これは4番目に制作された作品で、そんなことは知ることもなくU-NEXTさんが並べてくれたランキングの最上位にあった本作をなりふり構わず再生した。笑

極端な話をすると、インディーな文化に傾倒することへの優越感、あまり周囲の人間が知らない情報を自分が持っているという自己満足な気持ちが私の中に渦巻ながら鑑賞したという状況もあり、正直作品自体の理解が追いついてないのが現状である。

これは単純な話ではなくて、考えずに感じるんだというパターンとちゃんとギミックがたくさん隠れていてそれをちゃんと把握した上で理解したとするパターンとある。

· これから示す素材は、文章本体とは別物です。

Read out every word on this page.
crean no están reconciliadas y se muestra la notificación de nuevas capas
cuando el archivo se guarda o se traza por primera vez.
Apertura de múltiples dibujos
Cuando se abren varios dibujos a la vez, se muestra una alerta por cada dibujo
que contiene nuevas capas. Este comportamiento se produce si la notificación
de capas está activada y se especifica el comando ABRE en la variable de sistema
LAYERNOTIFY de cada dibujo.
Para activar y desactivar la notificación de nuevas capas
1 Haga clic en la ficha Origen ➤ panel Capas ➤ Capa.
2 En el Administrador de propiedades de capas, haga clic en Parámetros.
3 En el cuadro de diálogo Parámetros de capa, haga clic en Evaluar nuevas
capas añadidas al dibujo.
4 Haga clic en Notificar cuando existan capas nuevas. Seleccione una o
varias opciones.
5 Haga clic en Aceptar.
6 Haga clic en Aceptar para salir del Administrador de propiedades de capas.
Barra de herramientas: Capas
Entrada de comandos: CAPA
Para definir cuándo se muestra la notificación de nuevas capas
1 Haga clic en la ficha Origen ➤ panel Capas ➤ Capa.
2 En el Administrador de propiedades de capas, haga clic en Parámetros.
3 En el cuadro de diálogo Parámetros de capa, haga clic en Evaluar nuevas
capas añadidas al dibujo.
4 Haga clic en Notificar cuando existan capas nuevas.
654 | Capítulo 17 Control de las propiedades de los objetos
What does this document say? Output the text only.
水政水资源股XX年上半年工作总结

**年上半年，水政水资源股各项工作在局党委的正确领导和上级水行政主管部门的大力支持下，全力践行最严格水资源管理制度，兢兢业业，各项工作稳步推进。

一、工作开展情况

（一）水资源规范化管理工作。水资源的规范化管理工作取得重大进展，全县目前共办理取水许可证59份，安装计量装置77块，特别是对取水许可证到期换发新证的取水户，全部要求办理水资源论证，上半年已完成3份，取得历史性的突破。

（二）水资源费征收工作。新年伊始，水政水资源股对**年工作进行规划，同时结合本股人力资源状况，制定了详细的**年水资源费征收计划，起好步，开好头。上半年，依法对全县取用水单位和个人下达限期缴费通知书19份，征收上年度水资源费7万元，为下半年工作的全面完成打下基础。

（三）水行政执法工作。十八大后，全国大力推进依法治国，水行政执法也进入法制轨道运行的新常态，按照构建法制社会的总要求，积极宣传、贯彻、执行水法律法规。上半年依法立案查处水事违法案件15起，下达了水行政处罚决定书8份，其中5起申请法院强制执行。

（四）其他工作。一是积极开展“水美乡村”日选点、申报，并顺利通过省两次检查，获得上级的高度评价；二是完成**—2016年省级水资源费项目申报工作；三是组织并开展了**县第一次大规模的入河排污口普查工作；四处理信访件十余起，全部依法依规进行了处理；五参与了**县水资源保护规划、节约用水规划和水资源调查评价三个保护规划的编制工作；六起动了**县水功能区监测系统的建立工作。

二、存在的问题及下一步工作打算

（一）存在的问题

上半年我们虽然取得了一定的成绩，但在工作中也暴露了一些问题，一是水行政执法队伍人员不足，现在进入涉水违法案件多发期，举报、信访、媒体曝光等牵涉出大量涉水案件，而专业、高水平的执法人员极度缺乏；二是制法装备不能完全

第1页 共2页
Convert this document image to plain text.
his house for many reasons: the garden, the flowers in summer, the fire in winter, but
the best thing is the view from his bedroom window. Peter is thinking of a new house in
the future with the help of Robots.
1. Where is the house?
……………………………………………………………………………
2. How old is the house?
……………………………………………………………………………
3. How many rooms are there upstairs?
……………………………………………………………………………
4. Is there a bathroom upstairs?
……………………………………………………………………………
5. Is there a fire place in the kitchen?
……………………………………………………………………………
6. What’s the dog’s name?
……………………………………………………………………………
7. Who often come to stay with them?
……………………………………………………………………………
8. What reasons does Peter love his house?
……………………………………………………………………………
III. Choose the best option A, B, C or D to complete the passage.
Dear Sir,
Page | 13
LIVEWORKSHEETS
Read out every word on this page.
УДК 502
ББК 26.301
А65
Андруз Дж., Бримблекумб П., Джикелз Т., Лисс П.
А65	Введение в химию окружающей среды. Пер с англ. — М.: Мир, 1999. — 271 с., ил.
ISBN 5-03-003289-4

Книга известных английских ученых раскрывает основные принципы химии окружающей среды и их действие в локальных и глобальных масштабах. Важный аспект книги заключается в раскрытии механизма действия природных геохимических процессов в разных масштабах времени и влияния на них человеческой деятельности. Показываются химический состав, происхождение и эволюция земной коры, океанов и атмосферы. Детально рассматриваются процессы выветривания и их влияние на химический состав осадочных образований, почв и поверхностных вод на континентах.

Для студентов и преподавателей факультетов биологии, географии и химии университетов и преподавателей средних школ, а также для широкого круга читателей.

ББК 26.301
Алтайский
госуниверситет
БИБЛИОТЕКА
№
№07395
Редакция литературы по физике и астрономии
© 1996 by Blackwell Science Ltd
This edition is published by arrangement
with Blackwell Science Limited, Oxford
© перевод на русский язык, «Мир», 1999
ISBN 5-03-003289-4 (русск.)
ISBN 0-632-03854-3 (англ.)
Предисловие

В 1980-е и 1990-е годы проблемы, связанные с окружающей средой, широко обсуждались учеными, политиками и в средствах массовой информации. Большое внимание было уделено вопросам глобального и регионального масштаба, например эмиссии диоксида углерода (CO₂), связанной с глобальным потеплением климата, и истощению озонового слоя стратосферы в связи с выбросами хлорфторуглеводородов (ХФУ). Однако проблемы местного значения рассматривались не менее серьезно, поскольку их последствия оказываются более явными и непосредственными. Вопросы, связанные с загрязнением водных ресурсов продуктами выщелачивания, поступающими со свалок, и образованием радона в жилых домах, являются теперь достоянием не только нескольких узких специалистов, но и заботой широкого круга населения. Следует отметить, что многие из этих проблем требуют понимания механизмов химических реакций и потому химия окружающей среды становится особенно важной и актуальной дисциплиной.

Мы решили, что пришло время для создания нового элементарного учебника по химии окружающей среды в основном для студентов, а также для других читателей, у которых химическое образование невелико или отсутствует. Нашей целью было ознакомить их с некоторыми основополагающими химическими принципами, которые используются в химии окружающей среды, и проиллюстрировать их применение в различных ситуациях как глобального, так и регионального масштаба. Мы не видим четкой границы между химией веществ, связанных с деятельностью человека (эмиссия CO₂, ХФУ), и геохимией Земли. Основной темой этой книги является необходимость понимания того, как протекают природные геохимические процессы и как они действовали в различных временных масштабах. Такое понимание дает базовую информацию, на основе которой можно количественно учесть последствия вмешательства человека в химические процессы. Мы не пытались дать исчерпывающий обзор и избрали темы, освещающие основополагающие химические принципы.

全くギミックがないということもなかなかないので、教養が必要な場合も大いにありえる。

ハル・ハトリーの場合は考えずに感じるんだという気合いで臨むのがもしかしたら良いのかもしれないと思っている。

村上章さんのネット記事でも

ハートリー映画の特徴は、登場人物が振り付けのように画面中を動き回り、一定のリズムに合わせて半ば独り言のようなセリフを放つことにある。会話が成立しているのかいないのか、なんとも宙ぶらりんな感覚にとらわれるのだが、最後には思わぬエモーションが立ち上る。一筋の風が吹き抜けるようなその瞬間に、観客はかけがえのない映画に出会ったのだと気づく。ハートリーとはそんな監督なのである。 

引用:https://hominis.media/category/cultural/post609/

このように述べている。つまり前者の解釈で間違いはなさそうだ。

本作でも変に滑稽なやりとりやセリフの不自然さを感じる場面はチラホラ見られた。

なんとなく不安定ながらも物語は進行してき、最後のあのシーンで強制的に終了したのが、良くも悪くもない終わり方でなんとも言えない感情に陥った。

お酒をちびちび飲みながらボーーっと観ていたい、そんな作品だった。

まだ他の作品もあるのでそれらを観てみないと語れない部分も多そうである。

ハル・ハトリー作品はリュック・ゴダールの影響下にあるらしい。そういった影響がどの部分にあるのか。ゴダールのこと知らなくてはいけないし、

ジム・ジャームッシュ作品との関連性はどのくらいあるのか、など知らなくてはいけないことが多くて、本作自体の感想がろくに書けていませんが、

愛・アマチュアをひとつの起点として多角的に作品をみれたらいいなと思う。